David Althaus comments on Making AIs less likely to be spiteful

David Althaus 29 Sep 2023 12:19 UTC
11 points
3
Really great post!

It’s unclear how much human psychology can inform our understanding of AI motivations and relevant interventions but it does seem relevant that spitefulness correlates highly (Moshagen et al., 2018, Table 8, N 1,261) with several other “dark traits”, especially psychopathy (r = .74), sadism (r = .59), and Machiavellianism (r = .59).

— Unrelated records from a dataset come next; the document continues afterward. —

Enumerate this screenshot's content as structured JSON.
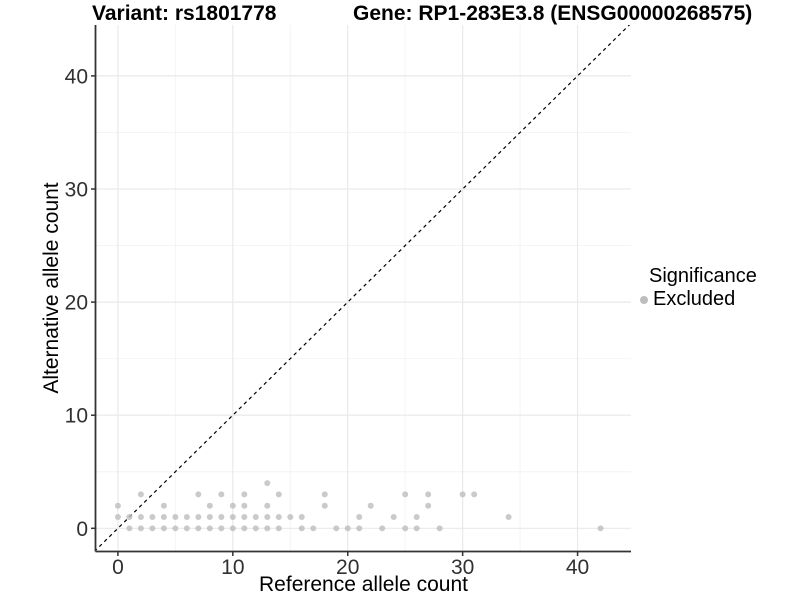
{
  "chart_data": {
    "type": "scatter",
    "title_left": "Variant: rs1801778",
    "title_right": "Gene: RP1-283E3.8 (ENSG00000268575)",
    "xlabel": "Reference allele count",
    "ylabel": "Alternative allele count",
    "xlim": [
      -1.95,
      44.65
    ],
    "ylim": [
      -2.05,
      44.5
    ],
    "xticks": [
      0,
      10,
      20,
      30,
      40
    ],
    "yticks": [
      0,
      10,
      20,
      30,
      40
    ],
    "xminor": [
      5,
      15,
      25,
      35
    ],
    "yminor": [
      5,
      15,
      25,
      35
    ],
    "grid": true,
    "legend_position": "right",
    "legend": {
      "title": "Significance",
      "entries": [
        {
          "label": "Excluded",
          "color": "#bdbdbd",
          "icon": "excluded-point-icon"
        }
      ]
    },
    "reference_line": {
      "kind": "identity y=x",
      "style": "dashed",
      "color": "#000000",
      "from": [
        -2.05,
        -2.05
      ],
      "to": [
        44.65,
        44.65
      ]
    },
    "series": [
      {
        "name": "Excluded",
        "color": "#bdbdbd",
        "points": [
          [
            1,
            0
          ],
          [
            2,
            0
          ],
          [
            3,
            0
          ],
          [
            4,
            0
          ],
          [
            5,
            0
          ],
          [
            6,
            0
          ],
          [
            7,
            0
          ],
          [
            8,
            0
          ],
          [
            9,
            0
          ],
          [
            10,
            0
          ],
          [
            11,
            0
          ],
          [
            12,
            0
          ],
          [
            13,
            0
          ],
          [
            14,
            0
          ],
          [
            16,
            0
          ],
          [
            17,
            0
          ],
          [
            19,
            0
          ],
          [
            20,
            0
          ],
          [
            21,
            0
          ],
          [
            23,
            0
          ],
          [
            25,
            0
          ],
          [
            26,
            0
          ],
          [
            28,
            0
          ],
          [
            42,
            0
          ],
          [
            0,
            1
          ],
          [
            1,
            1
          ],
          [
            2,
            1
          ],
          [
            3,
            1
          ],
          [
            4,
            1
          ],
          [
            5,
            1
          ],
          [
            6,
            1
          ],
          [
            7,
            1
          ],
          [
            8,
            1
          ],
          [
            9,
            1
          ],
          [
            10,
            1
          ],
          [
            11,
            1
          ],
          [
            12,
            1
          ],
          [
            13,
            1
          ],
          [
            14,
            1
          ],
          [
            15,
            1
          ],
          [
            16,
            1
          ],
          [
            21,
            1
          ],
          [
            24,
            1
          ],
          [
            26,
            1
          ],
          [
            34,
            1
          ],
          [
            0,
            2
          ],
          [
            4,
            2
          ],
          [
            8,
            2
          ],
          [
            10,
            2
          ],
          [
            11,
            2
          ],
          [
            13,
            2
          ],
          [
            18,
            2
          ],
          [
            22,
            2
          ],
          [
            27,
            2
          ],
          [
            2,
            3
          ],
          [
            7,
            3
          ],
          [
            9,
            3
          ],
          [
            11,
            3
          ],
          [
            14,
            3
          ],
          [
            18,
            3
          ],
          [
            25,
            3
          ],
          [
            27,
            3
          ],
          [
            30,
            3
          ],
          [
            31,
            3
          ],
          [
            13,
            4
          ]
        ]
      }
    ],
    "colors": {
      "point": "#bdbdbd",
      "grid_major": "#e9e9e9",
      "grid_minor": "#f4f4f4",
      "axis_line": "#333333",
      "tick_text": "#303030",
      "reference_line": "#000000"
    }
  }
}
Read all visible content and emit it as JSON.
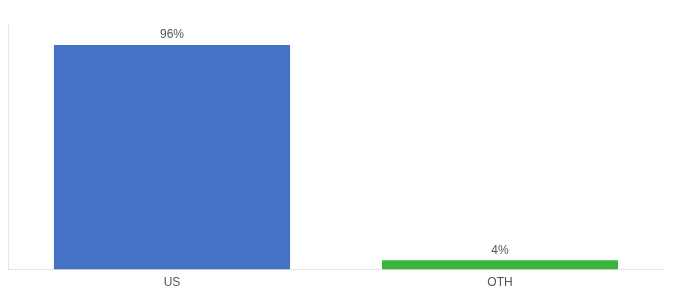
{
  "chart_data": {
    "type": "bar",
    "categories": [
      "US",
      "OTH"
    ],
    "values": [
      96,
      4
    ],
    "value_labels": [
      "96%",
      "4%"
    ],
    "data_labels": true,
    "colors": [
      "#4472c4",
      "#3cb53c"
    ],
    "ylim": [
      0,
      105
    ],
    "tick_labels": "x",
    "grid": false
  }
}
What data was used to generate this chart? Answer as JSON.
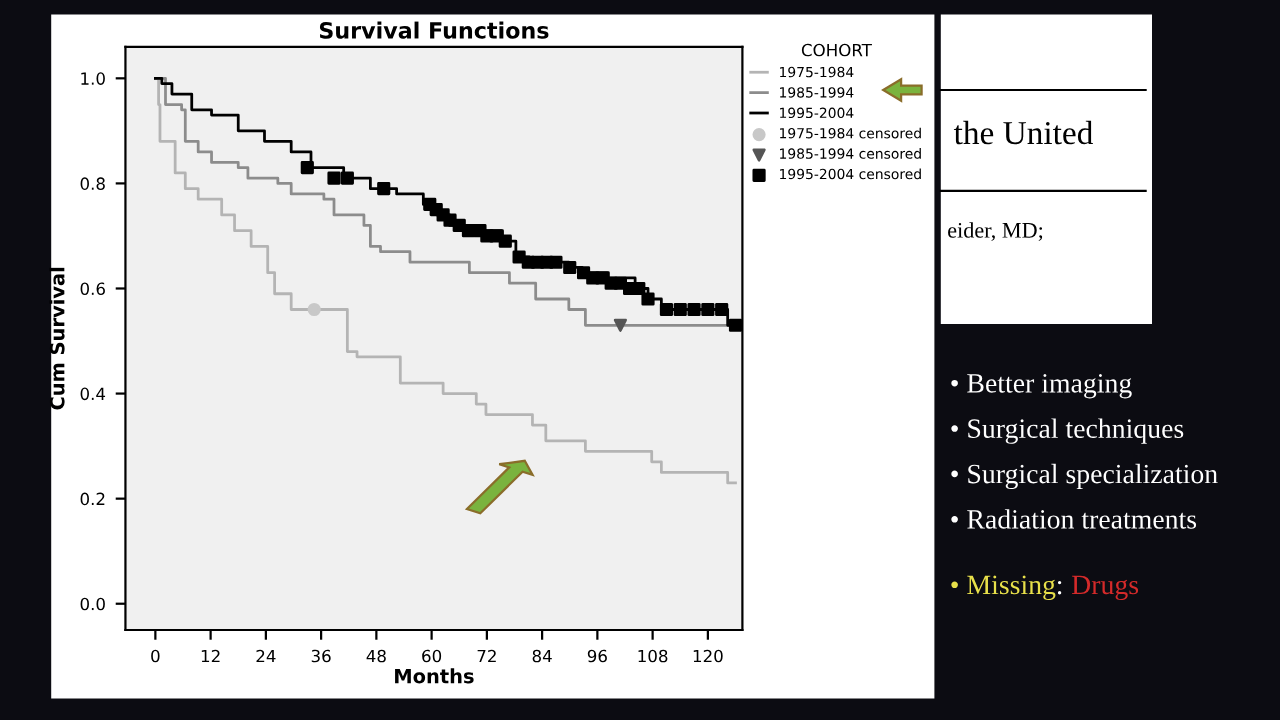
{
  "chart_data": {
    "type": "step",
    "title": "Survival Functions",
    "xlabel": "Months",
    "ylabel": "Cum Survival",
    "legend_title": "COHORT",
    "legend": "right",
    "xlim": [
      -6.5,
      127.5
    ],
    "xticks": [
      0,
      12,
      24,
      36,
      48,
      60,
      72,
      84,
      96,
      108,
      120
    ],
    "ylim": [
      -0.05,
      1.06
    ],
    "yticks": [
      {
        "value": 0,
        "label": "0.0"
      },
      {
        "value": 0.2,
        "label": "0.2"
      },
      {
        "value": 0.4,
        "label": "0.4"
      },
      {
        "value": 0.6,
        "label": "0.6"
      },
      {
        "value": 0.8,
        "label": "0.8"
      },
      {
        "value": 1,
        "label": "1.0"
      }
    ],
    "grid": false,
    "series": [
      {
        "name": "1975-1984",
        "color": "#b4b4b4",
        "x": [
          0,
          0.7,
          1,
          4.3,
          6.5,
          9.3,
          14.4,
          17.2,
          20.8,
          24.4,
          25.9,
          29.5,
          41.7,
          43.8,
          53.2,
          62.5,
          69.7,
          71.8,
          81.9,
          84.8,
          93.4,
          107.8,
          109.9,
          124.3,
          126
        ],
        "values": [
          1,
          0.95,
          0.88,
          0.82,
          0.79,
          0.77,
          0.74,
          0.71,
          0.68,
          0.63,
          0.59,
          0.56,
          0.48,
          0.47,
          0.42,
          0.4,
          0.38,
          0.36,
          0.34,
          0.31,
          0.29,
          0.27,
          0.25,
          0.23,
          0.23
        ]
      },
      {
        "name": "1985-1994",
        "color": "#8c8c8c",
        "x": [
          0,
          2.2,
          5.7,
          6.5,
          9.3,
          12.2,
          18,
          20.1,
          26.6,
          29.5,
          36.6,
          38.8,
          45.3,
          46.7,
          48.9,
          55.3,
          68.2,
          76.9,
          82.6,
          89.8,
          93.4,
          126
        ],
        "values": [
          1,
          0.95,
          0.94,
          0.88,
          0.86,
          0.84,
          0.83,
          0.81,
          0.8,
          0.78,
          0.77,
          0.74,
          0.72,
          0.68,
          0.67,
          0.65,
          0.63,
          0.61,
          0.58,
          0.56,
          0.53,
          0.53
        ]
      },
      {
        "name": "1995-2004",
        "color": "#000000",
        "x": [
          0,
          1.4,
          3.6,
          7.9,
          12.2,
          18,
          23.7,
          29.5,
          33.8,
          40.9,
          46.7,
          52.4,
          58.2,
          61.1,
          63.9,
          69.7,
          75.4,
          78.3,
          81.2,
          89.8,
          92.7,
          98.4,
          104.2,
          107,
          109.9,
          124.3,
          126
        ],
        "values": [
          1,
          0.99,
          0.97,
          0.94,
          0.93,
          0.9,
          0.88,
          0.86,
          0.83,
          0.81,
          0.79,
          0.78,
          0.76,
          0.74,
          0.72,
          0.71,
          0.69,
          0.66,
          0.65,
          0.64,
          0.63,
          0.62,
          0.6,
          0.58,
          0.56,
          0.53,
          0.53
        ]
      },
      {
        "name": "1975-1984 censored",
        "type": "scatter",
        "marker": "circle",
        "color": "#c8c8c8",
        "x": [
          34.5
        ],
        "values": [
          0.56
        ]
      },
      {
        "name": "1985-1994 censored",
        "type": "scatter",
        "marker": "triangle",
        "color": "#555555",
        "x": [
          101
        ],
        "values": [
          0.53
        ]
      },
      {
        "name": "1995-2004 censored",
        "type": "scatter",
        "marker": "square",
        "color": "#000000",
        "x": [
          33,
          38.8,
          41.7,
          49.6,
          59.6,
          61,
          62.5,
          64,
          66,
          68,
          70.5,
          72,
          74,
          76,
          79,
          81,
          83,
          85,
          87,
          90,
          93,
          95,
          97,
          99,
          101,
          103,
          105,
          107,
          111,
          114,
          117,
          120,
          123,
          126
        ],
        "values": [
          0.83,
          0.81,
          0.81,
          0.79,
          0.76,
          0.75,
          0.74,
          0.73,
          0.72,
          0.71,
          0.71,
          0.7,
          0.7,
          0.69,
          0.66,
          0.65,
          0.65,
          0.65,
          0.65,
          0.64,
          0.63,
          0.62,
          0.62,
          0.61,
          0.61,
          0.6,
          0.6,
          0.58,
          0.56,
          0.56,
          0.56,
          0.56,
          0.56,
          0.53
        ]
      }
    ],
    "annotations": [
      "the United",
      "eider, MD;",
      "• Better imaging",
      "• Surgical techniques",
      "• Surgical specialization",
      "• Radiation treatments",
      "• Missing",
      ":",
      "Drugs"
    ]
  }
}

(Moshagen et al. (2018) therefore suggest that “[...] dark traits are specific manifestations of a general, basic dispositional behavioral tendency [...] to maximize one’s individual utility— disregarding, accepting, or malevolently provoking disutility for others—, accompanied by beliefs that serve as justifications.”)

Plausibly there are (for instance, evolutionary) reasons for why these traits correlate so strongly with each other, and perhaps better understanding them could inform interventions to reduce spite and other dark traits (cf. Lukas’ comment).

If this is correct, we might suspect that AIs that will exhibit spiteful preferences/behavior will also tend to exhibit other dark traits (and vice versa!), which may be action guiding. (For example, interventions that make AIs less likely to be psychopathic, sadistic, Machiavellian, etc. would also make them less spiteful, at least in expectation.)